И еще что важно. Моя мама не была довольна моим выбором невест. Ни первым, ни вторым. Кстати сказать, особенно она была недовольна вторым выбором. Она не любила Людмилу Марковну. Как раз в 1967 году мама переехала ко мне в Москву, так что лично познакомилась с невесткой. Мы с Гурченко жили в квартире на Маяковке, которая ей досталась от предыдущего мужа, сына писателя Фадеева. Помню, как мы с Люсей приехали к маме знакомиться. «Мама, это моя жена». Пауза. Потом: «Как это?» – «Так это!» Мама с Люсей внимательно друг друга оглядели, составили свое мнение и промолчали. В мое отсутствие встречались один-два раза, между ними происходили нелицеприятные разговоры… В общем, потом каждая мне высказывала недовольство. Мама, естественно, всегда защищала интересы своего сына.

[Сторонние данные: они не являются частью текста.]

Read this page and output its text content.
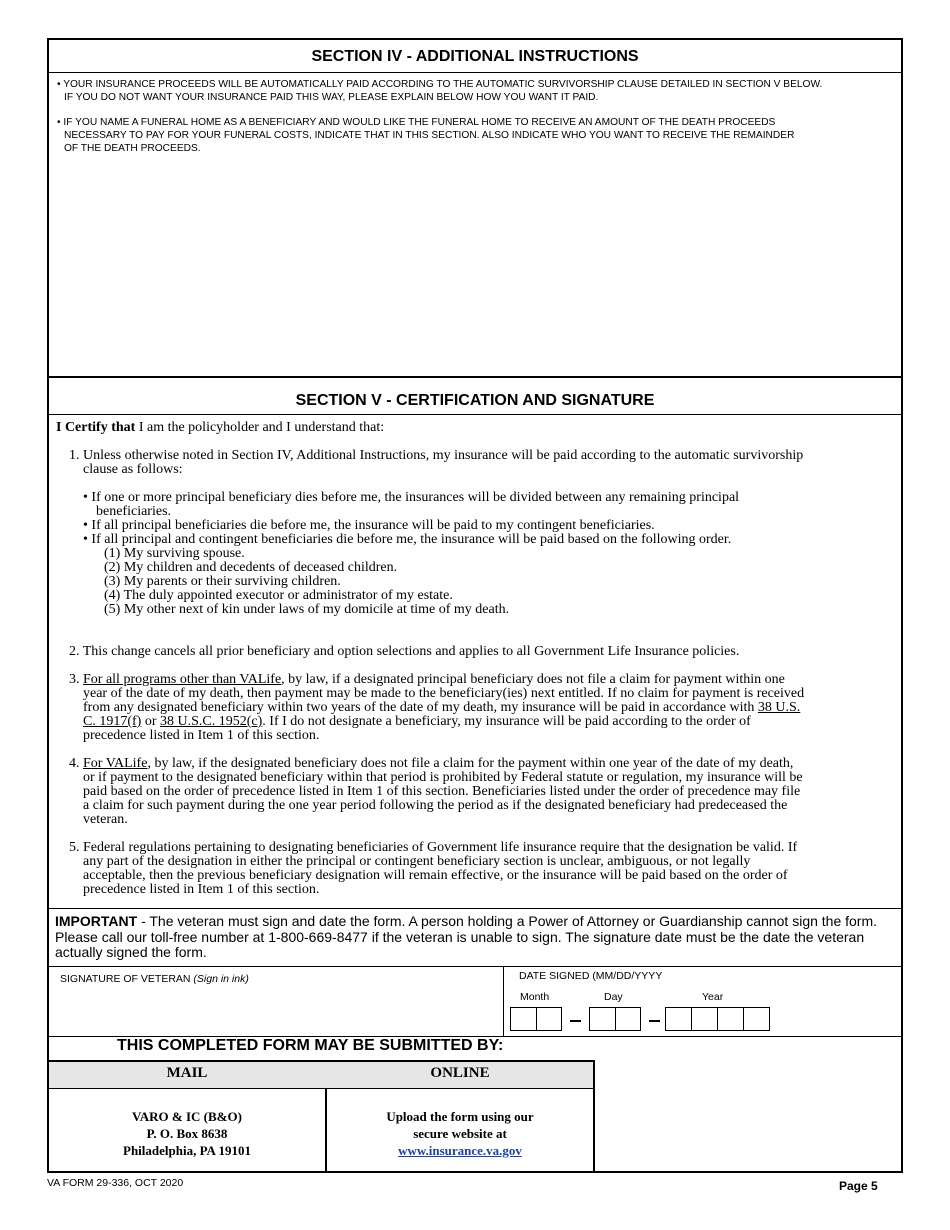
SECTION IV - ADDITIONAL INSTRUCTIONS

• YOUR INSURANCE PROCEEDS WILL BE AUTOMATICALLY PAID ACCORDING TO THE AUTOMATIC SURVIVORSHIP CLAUSE DETAILED IN SECTION V BELOW.

IF YOU DO NOT WANT YOUR INSURANCE PAID THIS WAY, PLEASE EXPLAIN BELOW HOW YOU WANT IT PAID.

• IF YOU NAME A FUNERAL HOME AS A BENEFICIARY AND WOULD LIKE THE FUNERAL HOME TO RECEIVE AN AMOUNT OF THE DEATH PROCEEDS

NECESSARY TO PAY FOR YOUR FUNERAL COSTS, INDICATE THAT IN THIS SECTION. ALSO INDICATE WHO YOU WANT TO RECEIVE THE REMAINDER

OF THE DEATH PROCEEDS.

SECTION V - CERTIFICATION AND SIGNATURE

I Certify that I am the policyholder and I understand that:

1. Unless otherwise noted in Section IV, Additional Instructions, my insurance will be paid according to the automatic survivorship

clause as follows:

• If one or more principal beneficiary dies before me, the insurances will be divided between any remaining principal

beneficiaries.

• If all principal beneficiaries die before me, the insurance will be paid to my contingent beneficiaries.

• If all principal and contingent beneficiaries die before me, the insurance will be paid based on the following order.

(1) My surviving spouse.

(2) My children and decedents of deceased children.

(3) My parents or their surviving children.

(4) The duly appointed executor or administrator of my estate.

(5) My other next of kin under laws of my domicile at time of my death.

2. This change cancels all prior beneficiary and option selections and applies to all Government Life Insurance policies.

3. For all programs other than VALife, by law, if a designated principal beneficiary does not file a claim for payment within one

year of the date of my death, then payment may be made to the beneficiary(ies) next entitled. If no claim for payment is received

from any designated beneficiary within two years of the date of my death, my insurance will be paid in accordance with 38 U.S.

C. 1917(f) or 38 U.S.C. 1952(c). If I do not designate a beneficiary, my insurance will be paid according to the order of

precedence listed in Item 1 of this section.

4. For VALife, by law, if the designated beneficiary does not file a claim for the payment within one year of the date of my death,

or if payment to the designated beneficiary within that period is prohibited by Federal statute or regulation, my insurance will be

paid based on the order of precedence listed in Item 1 of this section. Beneficiaries listed under the order of precedence may file

a claim for such payment during the one year period following the period as if the designated beneficiary had predeceased the

veteran.

5. Federal regulations pertaining to designating beneficiaries of Government life insurance require that the designation be valid. If

any part of the designation in either the principal or contingent beneficiary section is unclear, ambiguous, or not legally

acceptable, then the previous beneficiary designation will remain effective, or the insurance will be paid based on the order of

precedence listed in Item 1 of this section.

IMPORTANT - The veteran must sign and date the form. A person holding a Power of Attorney or Guardianship cannot sign the form. Please call our toll-free number at 1-800-669-8477 if the veteran is unable to sign. The signature date must be the date the veteran actually signed the form.
SIGNATURE OF VETERAN (Sign in ink)	DATE SIGNED (MM/DD/YYYY
Month	Day	Year
THIS COMPLETED FORM MAY BE SUBMITTED BY:
MAIL	ONLINE
VARO & IC (B&O)
P. O. Box 8638
Philadelphia, PA 19101
Upload the form using our
secure website at
www.insurance.va.gov
VA FORM 29-336, OCT 2020	Page 5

Обычная жизнь: гастроли, записи, съемки…

С начала 1970-х годов я строил сольную карьеру. И самый первый выпуск «Песни года» (1971) открывал песней Оскара Фельцмана и Роберта Рождественского «Баллада о красках» в моем исполнении.

Я был на вершине. Лауреат, победитель… Я тогда себе даже американский автомобиль купил – старый «Бьюик». Я его купил, пижонства ради, когда мы расстались с Гурченко. Мне хотелось показать ей свою независимость. Только вот он ломался через каждые сто метров, зато внешне был удивительно красивый…

Но проблем чисто бытовых было много. Как я уже говорил, мне все-таки удалось развести мать с отцом и привезти из Днепропетровска справку, добытую, конечно, «левым» путем, о том, что мама у меня одинокая. Так маму я прописал к себе. А в Пушкино, в Московской области, где у меня жил старший брат Исаак, мы прописали батю. Однако… то ли все это на него плохо подействовало, то ли силы были уже не те, но в 1970 году Бати не стало, хотя мы все его так любили… Любили, как самого родного человека…

А вот чтобы прописать сестру Гелену, ее пришлось выдать замуж за моего конферансье Гарри Гриневича. Дело в том, что он как раз нуждался в отдельной квартире, но купить ее на одного тогда было нельзя. И поэтому и ему понадобился фиктивный брак, какой они и заключили с моей сестрой. А я ему купил за это квартиру. Сестру прописали у него, хотя все продолжали жить, как и жили, у меня в двухкомнатной.

Вот так мы и стали опять жить вместе. Жить-поживать и добра наживать.

У меня шла обычная жизнь: я гастролировал восемь-девять месяцев в году, а когда возвращался, вновь был до предела загружен записями и съемками. И на гастролях я выкладывался по полной. Я, можно сказать, родоначальник этого зверства, когда артист давал два-три, а то и пять-шесть сольных концертов в сутки. Причем, всегда работал живым голосом. Тогда вообще не знали, что такое фонограмма.